In many ways the rigid timeline of our lives is more relaxed than it was in our parents’ day – both in good ways and bad, liberated through diversity of choice but also stunted by the brutal jobs and housing markets. Average weekly earnings in real terms have barely changed since 2005, yet the pressure to dream big and achieve fast has inflated. In a world where a teenager with a YouTube account can become a media mogul, it’s easy to look at our own modest achievements and find ourselves lacking. It isn’t enough anymore to build a solid, rewarding career that pays the bills. We need to be dazzling.
And like my Sloane Crosley obsession, it’s often the people we don’t know who inspire the most bitterness. Because while it’s easy enough to envy friends who have all their shit together, we can also see the stresses and strains that are going on behind the scenes. We know when their accomplishments are down to huge sacrifice, or maybe sheer dumb luck. But with the semi-famous unknowns, the distant internet friends, the people on Facebook who we went to school with and all the disembodied floating heads on LinkedIn, there’s no truth to shatter the illusion. They’re free to loom up, these spectres of success, every time we unlock our phones.
Maybe instead of racing to keep up, we should be striving to redefine success altogether.
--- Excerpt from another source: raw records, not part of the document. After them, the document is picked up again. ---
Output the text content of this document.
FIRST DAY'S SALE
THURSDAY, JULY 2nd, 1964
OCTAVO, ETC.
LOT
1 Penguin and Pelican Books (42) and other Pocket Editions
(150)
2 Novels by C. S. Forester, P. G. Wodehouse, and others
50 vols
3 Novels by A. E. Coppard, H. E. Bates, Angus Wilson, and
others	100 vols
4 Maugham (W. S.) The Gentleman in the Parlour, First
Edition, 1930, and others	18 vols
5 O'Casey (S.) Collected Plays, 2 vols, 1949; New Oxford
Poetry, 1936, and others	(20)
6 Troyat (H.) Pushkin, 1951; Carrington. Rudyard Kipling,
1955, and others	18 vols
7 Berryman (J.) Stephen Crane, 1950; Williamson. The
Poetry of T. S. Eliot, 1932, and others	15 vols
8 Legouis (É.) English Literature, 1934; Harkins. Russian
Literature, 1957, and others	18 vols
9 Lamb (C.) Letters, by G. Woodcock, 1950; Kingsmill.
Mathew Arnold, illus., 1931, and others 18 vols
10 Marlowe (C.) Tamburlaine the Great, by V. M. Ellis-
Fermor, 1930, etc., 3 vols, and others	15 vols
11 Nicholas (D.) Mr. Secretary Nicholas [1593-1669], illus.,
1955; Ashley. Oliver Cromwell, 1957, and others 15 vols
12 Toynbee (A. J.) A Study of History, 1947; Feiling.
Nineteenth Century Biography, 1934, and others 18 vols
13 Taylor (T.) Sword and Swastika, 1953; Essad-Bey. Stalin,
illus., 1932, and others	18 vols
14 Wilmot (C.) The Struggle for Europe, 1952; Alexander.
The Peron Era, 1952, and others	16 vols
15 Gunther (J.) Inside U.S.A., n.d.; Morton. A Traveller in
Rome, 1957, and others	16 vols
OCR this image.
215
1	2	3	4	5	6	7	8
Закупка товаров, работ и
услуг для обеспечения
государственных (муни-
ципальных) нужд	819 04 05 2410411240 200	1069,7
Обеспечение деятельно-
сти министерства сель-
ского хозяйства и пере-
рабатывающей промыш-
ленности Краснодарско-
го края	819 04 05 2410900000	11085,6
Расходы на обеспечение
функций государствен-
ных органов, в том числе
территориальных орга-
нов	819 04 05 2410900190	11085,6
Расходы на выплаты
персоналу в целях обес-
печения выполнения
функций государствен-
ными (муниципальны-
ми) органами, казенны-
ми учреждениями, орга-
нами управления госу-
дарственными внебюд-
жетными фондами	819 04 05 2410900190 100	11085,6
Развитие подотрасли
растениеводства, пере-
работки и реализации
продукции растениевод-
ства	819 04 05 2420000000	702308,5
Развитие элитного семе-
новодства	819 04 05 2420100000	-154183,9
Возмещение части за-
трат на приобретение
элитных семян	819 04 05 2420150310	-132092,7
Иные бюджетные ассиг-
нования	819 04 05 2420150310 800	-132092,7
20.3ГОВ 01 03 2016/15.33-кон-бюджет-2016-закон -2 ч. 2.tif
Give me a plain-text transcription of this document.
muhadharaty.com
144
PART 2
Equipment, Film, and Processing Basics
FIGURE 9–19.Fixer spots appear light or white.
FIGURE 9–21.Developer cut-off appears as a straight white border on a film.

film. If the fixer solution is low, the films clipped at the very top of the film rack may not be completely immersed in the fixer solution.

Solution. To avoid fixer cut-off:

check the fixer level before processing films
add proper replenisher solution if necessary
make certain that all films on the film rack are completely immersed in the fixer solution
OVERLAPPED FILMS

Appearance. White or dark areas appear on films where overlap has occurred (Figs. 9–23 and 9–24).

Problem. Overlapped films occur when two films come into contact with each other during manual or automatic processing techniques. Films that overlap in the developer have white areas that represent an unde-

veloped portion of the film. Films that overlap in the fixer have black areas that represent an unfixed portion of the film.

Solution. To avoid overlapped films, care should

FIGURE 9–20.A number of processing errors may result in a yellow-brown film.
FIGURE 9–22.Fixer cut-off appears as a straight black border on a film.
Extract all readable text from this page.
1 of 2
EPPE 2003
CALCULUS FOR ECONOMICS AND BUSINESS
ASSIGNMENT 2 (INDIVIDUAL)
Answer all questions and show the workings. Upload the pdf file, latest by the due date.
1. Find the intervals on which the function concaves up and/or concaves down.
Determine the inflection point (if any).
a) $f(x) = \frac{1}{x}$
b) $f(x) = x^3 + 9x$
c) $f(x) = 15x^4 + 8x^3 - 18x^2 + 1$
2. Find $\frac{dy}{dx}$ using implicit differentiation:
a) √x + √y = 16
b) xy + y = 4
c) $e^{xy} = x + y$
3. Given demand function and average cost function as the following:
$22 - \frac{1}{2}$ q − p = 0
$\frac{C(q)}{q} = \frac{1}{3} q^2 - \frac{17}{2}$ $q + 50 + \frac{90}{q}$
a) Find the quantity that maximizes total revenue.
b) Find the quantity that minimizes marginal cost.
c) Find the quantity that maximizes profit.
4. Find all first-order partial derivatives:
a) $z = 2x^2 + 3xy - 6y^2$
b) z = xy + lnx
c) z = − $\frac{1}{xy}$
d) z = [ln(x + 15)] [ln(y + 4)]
A survey by recruitment site Reed in 2015 found that the average age workers experience 'career contentment' is 32, and it usually comes after three job changes – but that work/life balance, a fun work environment and even an easy commute are bigger influencing factors on our happiness than salary or a promotion. Meanwhile the best decade to start a business is reportedly your 40s, because it turns out there’s more to entrepreneurship than Instagram followers.
It might also help to remember that those fantastically successful young people rarely feel as prodigious as they look; not to mention the added pressure of living up to that early success. “I've been lucky enough to move through my career quite quickly, and most of the people I've line-managed have been older than me,” says Maria, an account director at a digital agency. “But I always feel I have to prove myself a bit more because I'm younger. And I've definitely received a few snide comments about my age."
Jo also points out that those dazzling, high-profile careers are a tiny niche. “I think it’s important to remember that that ‘Top 30 Under 30' list is by no means representative of the vast majority of twentysomethings. They are just the resourceful and entrepreneurial few,” she says. “They are also likely to be in a segment of a highly competitive market which is very topical and of the moment, so the longevity of their success might not be guaranteed.”
In an ideal world, we would take pleasure in the accomplishments of others without feeling as though they’re nicking our piece of the success pie. But back in real life, the good news is that the age game can sometimes be helpful. “Many of us find it a challenge to rise to the top of whatever we want to do,” says Jo. “That alone can be highly motivating.”
So it’s ok as long as we pour that jealous energy into our work, and try to avoid the pit of despair? Easier said than done. But hey, maybe it’s a skill that comes with age.